Senior Business Reporter
ZIMBABWE has earned about $60 million from the export of 16,4 million kilogrammes of tobacco since the opening of the marketing season a few weeks ago. According to the Tobacco Industry and Marketing Board (TIMB) weekly report, Zimbabwe exported 16,4 million kg of the golden leaf at an average price of $3,57 a kg to 39 countries.
During the comparable period last year, Zimbabwe had exported 15,1 million kg to 32 countries at an average price of $3,66 a kg generating $55,3 million.
Leading the pack of major consumers of the golden leaf so far is Belgium, which has bought 8,9 million kg worth $3,4 million at an average price of $3,57 a kg.

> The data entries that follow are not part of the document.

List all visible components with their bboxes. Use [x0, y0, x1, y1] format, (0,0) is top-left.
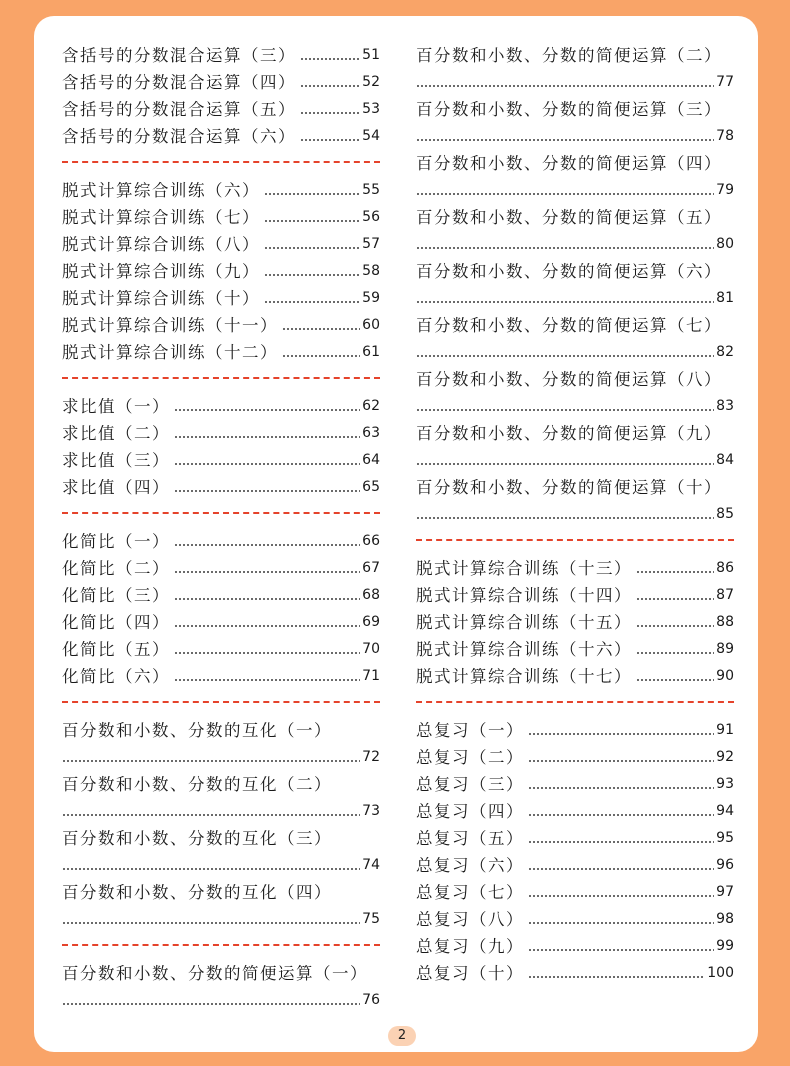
toc-entry-page: 54 — [362, 128, 380, 144]
toc-entry-page: 97 — [716, 884, 734, 900]
dot-leader — [264, 301, 360, 303]
toc-entry-leader[interactable] — [416, 69, 734, 96]
toc-entry-title: 求比值（四） — [62, 478, 170, 497]
dot-leader — [528, 922, 714, 924]
toc-entry-title: 总复习（四） — [416, 802, 524, 821]
toc-entry-leader[interactable] — [416, 339, 734, 366]
dot-leader — [174, 652, 360, 654]
dot-leader — [282, 328, 360, 330]
toc-right-column — [416, 42, 734, 987]
toc-entry-page: 100 — [707, 965, 734, 981]
dot-leader — [174, 625, 360, 627]
toc-entry-page: 81 — [716, 290, 734, 306]
toc-entry-title: 百分数和小数、分数的简便运算（五） — [416, 208, 722, 227]
dot-leader — [528, 976, 705, 978]
toc-entry-title: 百分数和小数、分数的简便运算（三） — [416, 100, 722, 119]
toc-entry[interactable] — [62, 231, 380, 258]
toc-entry-page: 83 — [716, 398, 734, 414]
toc-entry[interactable] — [62, 420, 380, 447]
dot-leader — [416, 139, 714, 141]
toc-entry-title: 脱式计算综合训练（十一） — [62, 316, 278, 335]
toc-entry[interactable] — [416, 771, 734, 798]
dot-leader — [528, 949, 714, 951]
dot-leader — [416, 193, 714, 195]
toc-entry-page: 88 — [716, 614, 734, 630]
toc-entry[interactable] — [416, 663, 734, 690]
toc-entry[interactable] — [62, 177, 380, 204]
toc-entry-page: 90 — [716, 668, 734, 684]
toc-entry-title: 脱式计算综合训练（十三） — [416, 559, 632, 578]
toc-entry-title: 百分数和小数、分数的简便运算（九） — [416, 424, 722, 443]
toc-entry-page: 78 — [716, 128, 734, 144]
toc-entry-leader[interactable] — [416, 447, 734, 474]
toc-entry-page: 82 — [716, 344, 734, 360]
toc-entry-page: 87 — [716, 587, 734, 603]
toc-entry-title: 化简比（三） — [62, 586, 170, 605]
dot-leader — [416, 409, 714, 411]
toc-entry-page: 80 — [716, 236, 734, 252]
toc-entry-page: 63 — [362, 425, 380, 441]
toc-entry-title: 百分数和小数、分数的简便运算（一） — [62, 964, 368, 983]
toc-entry[interactable] — [416, 609, 734, 636]
toc-entry-page: 76 — [362, 992, 380, 1008]
toc-entry[interactable] — [416, 258, 734, 285]
toc-entry-leader[interactable] — [416, 177, 734, 204]
toc-entry-page: 56 — [362, 209, 380, 225]
toc-entry-title: 百分数和小数、分数的互化（一） — [62, 721, 332, 740]
dot-leader — [528, 733, 714, 735]
dot-leader — [174, 679, 360, 681]
toc-entry-title: 总复习（二） — [416, 748, 524, 767]
toc-entry-page: 86 — [716, 560, 734, 576]
dot-leader — [282, 355, 360, 357]
toc-entry-page: 69 — [362, 614, 380, 630]
toc-entry[interactable] — [62, 528, 380, 555]
toc-entry-title: 总复习（十） — [416, 964, 524, 983]
dot-leader — [174, 571, 360, 573]
toc-entry-title: 脱式计算综合训练（七） — [62, 208, 260, 227]
toc-entry-page: 92 — [716, 749, 734, 765]
toc-entry-page: 57 — [362, 236, 380, 252]
dot-leader — [62, 922, 360, 924]
toc-entry[interactable] — [62, 879, 380, 906]
toc-entry-title: 百分数和小数、分数的简便运算（十） — [416, 478, 722, 497]
toc-entry-title: 化简比（二） — [62, 559, 170, 578]
section-separator — [62, 701, 380, 703]
toc-entry-leader[interactable] — [62, 744, 380, 771]
dot-leader — [416, 85, 714, 87]
toc-entry-page: 55 — [362, 182, 380, 198]
toc-entry-page: 75 — [362, 911, 380, 927]
toc-entry[interactable] — [416, 879, 734, 906]
toc-entry[interactable] — [416, 474, 734, 501]
toc-entry-title: 脱式计算综合训练（十六） — [416, 640, 632, 659]
toc-entry[interactable] — [416, 312, 734, 339]
dot-leader — [174, 409, 360, 411]
toc-entry[interactable] — [62, 339, 380, 366]
toc-entry-page: 84 — [716, 452, 734, 468]
toc-entry-title: 含括号的分数混合运算（四） — [62, 73, 296, 92]
toc-entry-page: 51 — [362, 47, 380, 63]
section-separator — [62, 377, 380, 379]
dot-leader — [264, 193, 360, 195]
toc-entry[interactable] — [416, 420, 734, 447]
toc-entry-page: 96 — [716, 857, 734, 873]
toc-entry-title: 百分数和小数、分数的简便运算（二） — [416, 46, 722, 65]
toc-entry[interactable] — [62, 312, 380, 339]
toc-entry[interactable] — [416, 744, 734, 771]
toc-entry[interactable] — [62, 258, 380, 285]
toc-entry[interactable] — [416, 960, 734, 987]
section-separator — [62, 512, 380, 514]
toc-entry-title: 求比值（二） — [62, 424, 170, 443]
toc-entry-title: 总复习（七） — [416, 883, 524, 902]
toc-entry-title: 总复习（八） — [416, 910, 524, 929]
toc-entry[interactable] — [416, 96, 734, 123]
dot-leader — [174, 463, 360, 465]
toc-entry[interactable] — [62, 42, 380, 69]
toc-entry-title: 求比值（一） — [62, 397, 170, 416]
toc-entry-title: 总复习（六） — [416, 856, 524, 875]
toc-entry[interactable] — [62, 717, 380, 744]
dot-leader — [174, 436, 360, 438]
toc-entry-page: 62 — [362, 398, 380, 414]
toc-entry-page: 93 — [716, 776, 734, 792]
toc-entry-page: 61 — [362, 344, 380, 360]
toc-entry-leader[interactable] — [62, 906, 380, 933]
dot-leader — [300, 139, 360, 141]
toc-entry-page: 72 — [362, 749, 380, 765]
toc-entry-title: 脱式计算综合训练（十） — [62, 289, 260, 308]
section-separator — [416, 539, 734, 541]
toc-entry-title: 求比值（三） — [62, 451, 170, 470]
toc-entry-leader[interactable] — [416, 501, 734, 528]
dot-leader — [174, 598, 360, 600]
dot-leader — [528, 760, 714, 762]
toc-entry[interactable] — [416, 366, 734, 393]
toc-entry-title: 脱式计算综合训练（九） — [62, 262, 260, 281]
toc-entry-page: 67 — [362, 560, 380, 576]
toc-entry[interactable] — [62, 123, 380, 150]
toc-entry-page: 66 — [362, 533, 380, 549]
toc-entry-leader[interactable] — [416, 123, 734, 150]
toc-entry[interactable] — [416, 825, 734, 852]
toc-entry-page: 95 — [716, 830, 734, 846]
dot-leader — [62, 814, 360, 816]
toc-entry-title: 脱式计算综合训练（六） — [62, 181, 260, 200]
toc-entry-title: 化简比（四） — [62, 613, 170, 632]
toc-entry-title: 脱式计算综合训练（十二） — [62, 343, 278, 362]
section-separator — [62, 944, 380, 946]
toc-entry-page: 73 — [362, 803, 380, 819]
dot-leader — [636, 571, 714, 573]
toc-entry[interactable] — [416, 906, 734, 933]
toc-entry-leader[interactable] — [62, 852, 380, 879]
toc-entry[interactable] — [62, 609, 380, 636]
toc-entry-title: 脱式计算综合训练（十四） — [416, 586, 632, 605]
toc-entry[interactable] — [62, 393, 380, 420]
toc-entry-title: 含括号的分数混合运算（六） — [62, 127, 296, 146]
toc-entry-title: 含括号的分数混合运算（三） — [62, 46, 296, 65]
page-number-badge: 2 — [388, 1026, 416, 1046]
toc-entry[interactable] — [62, 960, 380, 987]
toc-entry-leader[interactable] — [416, 393, 734, 420]
toc-entry[interactable] — [62, 96, 380, 123]
toc-entry-title: 脱式计算综合训练（八） — [62, 235, 260, 254]
toc-entry-title: 百分数和小数、分数的简便运算（八） — [416, 370, 722, 389]
toc-entry-page: 65 — [362, 479, 380, 495]
dot-leader — [416, 301, 714, 303]
toc-entry-title: 百分数和小数、分数的简便运算（七） — [416, 316, 722, 335]
dot-leader — [300, 112, 360, 114]
toc-entry[interactable] — [416, 798, 734, 825]
toc-entry[interactable] — [416, 42, 734, 69]
dot-leader — [416, 517, 714, 519]
toc-entry-title: 百分数和小数、分数的互化（二） — [62, 775, 332, 794]
dot-leader — [636, 679, 714, 681]
toc-entry[interactable] — [62, 285, 380, 312]
toc-entry-page: 53 — [362, 101, 380, 117]
toc-entry-title: 百分数和小数、分数的互化（四） — [62, 883, 332, 902]
toc-entry-title: 化简比（一） — [62, 532, 170, 551]
toc-entry[interactable] — [416, 204, 734, 231]
toc-entry[interactable] — [416, 636, 734, 663]
toc-entry-leader[interactable] — [62, 987, 380, 1014]
toc-entry-title: 百分数和小数、分数的互化（三） — [62, 829, 332, 848]
toc-entry[interactable] — [62, 663, 380, 690]
toc-entry-page: 60 — [362, 317, 380, 333]
toc-entry[interactable] — [416, 717, 734, 744]
dot-leader — [416, 355, 714, 357]
toc-entry-title: 脱式计算综合训练（十五） — [416, 613, 632, 632]
dot-leader — [636, 598, 714, 600]
dot-leader — [528, 841, 714, 843]
toc-entry-page: 79 — [716, 182, 734, 198]
toc-entry[interactable] — [62, 636, 380, 663]
dot-leader — [528, 787, 714, 789]
dot-leader — [174, 544, 360, 546]
toc-entry-page: 52 — [362, 74, 380, 90]
dot-leader — [300, 85, 360, 87]
toc-entry-title: 总复习（一） — [416, 721, 524, 740]
toc-entry[interactable] — [62, 555, 380, 582]
dot-leader — [300, 58, 360, 60]
toc-entry-page: 71 — [362, 668, 380, 684]
toc-entry-title: 总复习（三） — [416, 775, 524, 794]
toc-entry[interactable] — [62, 447, 380, 474]
dot-leader — [528, 895, 714, 897]
toc-entry[interactable] — [62, 582, 380, 609]
toc-entry[interactable] — [62, 204, 380, 231]
dot-leader — [416, 463, 714, 465]
dot-leader — [264, 220, 360, 222]
dot-leader — [62, 760, 360, 762]
toc-entry-title: 含括号的分数混合运算（五） — [62, 100, 296, 119]
toc-entry-title: 总复习（五） — [416, 829, 524, 848]
toc-entry[interactable] — [62, 825, 380, 852]
toc-entry-title: 总复习（九） — [416, 937, 524, 956]
toc-entry-leader[interactable] — [416, 231, 734, 258]
toc-entry-page: 85 — [716, 506, 734, 522]
toc-entry[interactable] — [416, 150, 734, 177]
toc-entry-leader[interactable] — [62, 798, 380, 825]
toc-entry-page: 64 — [362, 452, 380, 468]
toc-entry-page: 89 — [716, 641, 734, 657]
toc-entry-page: 98 — [716, 911, 734, 927]
toc-left-column — [62, 42, 380, 1014]
toc-entry-leader[interactable] — [416, 285, 734, 312]
toc-entry[interactable] — [416, 582, 734, 609]
section-separator — [62, 161, 380, 163]
dot-leader — [528, 814, 714, 816]
dot-leader — [174, 490, 360, 492]
dot-leader — [264, 274, 360, 276]
toc-entry-page: 59 — [362, 290, 380, 306]
toc-entry-title: 百分数和小数、分数的简便运算（四） — [416, 154, 722, 173]
toc-entry-page: 58 — [362, 263, 380, 279]
toc-card — [34, 16, 758, 1052]
toc-entry[interactable] — [416, 555, 734, 582]
toc-entry-title: 化简比（六） — [62, 667, 170, 686]
section-separator — [416, 701, 734, 703]
toc-entry-title: 化简比（五） — [62, 640, 170, 659]
toc-entry[interactable] — [62, 69, 380, 96]
dot-leader — [416, 247, 714, 249]
toc-entry[interactable] — [416, 933, 734, 960]
toc-entry-page: 68 — [362, 587, 380, 603]
dot-leader — [62, 868, 360, 870]
toc-entry-page: 99 — [716, 938, 734, 954]
toc-entry[interactable] — [62, 771, 380, 798]
toc-entry-page: 91 — [716, 722, 734, 738]
toc-entry-page: 94 — [716, 803, 734, 819]
toc-entry[interactable] — [62, 474, 380, 501]
dot-leader — [264, 247, 360, 249]
toc-entry[interactable] — [416, 852, 734, 879]
toc-entry-page: 77 — [716, 74, 734, 90]
toc-entry-page: 74 — [362, 857, 380, 873]
dot-leader — [62, 1003, 360, 1005]
toc-entry-title: 脱式计算综合训练（十七） — [416, 667, 632, 686]
toc-entry-page: 70 — [362, 641, 380, 657]
dot-leader — [528, 868, 714, 870]
dot-leader — [636, 625, 714, 627]
toc-entry-title: 百分数和小数、分数的简便运算（六） — [416, 262, 722, 281]
dot-leader — [636, 652, 714, 654]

The United Arab Emirates is on second position having spent $6,8 million importing 2,3 million kg of tobacco at an average price of $3 a kg.
China, which for the past four successive years has been the major importer of Zimbabwe flue-cured tobacco, was on third position consuming 1,86 million kg worth $13,86 million at an average price of $7,45 a kg while South Africa and Russia were on fourth and fifth positions respectively.
The neighbouring country has bought 1,5 million kg valued at $6,4 million at an average price of $4,19 per kg while Russia has spent $3,4 million on 1,3 million kg of tobacco at $2,59 kg on average.
A total of 100,925 farmers have so far registered to grow tobacco compared to 84,952 during the same period in 2013.
“Last week’s days of trading yielded about 14,8 million kg averaging $3,25 a kg. This was two million more than what was sold the previous week. Seasonal sales at nearly 54 million kg are 18,8 percent firmer than 2013 sales during a similar period,” said TIMB.
It said the seasonal average price recorded $3,15 per kg which is 16 percent weaker compared to last year’s average.
Meanwhile, tobacco farmers have expressed concern over the weak prices at the auction floors this season with some representative organisations urging their members to withhold their crop to press for favourable pricing.
The tobacco sector is critical to the economy. Since the adoption of the multi-currency system in February 2009, it has provided liquidity support in the economy through exports.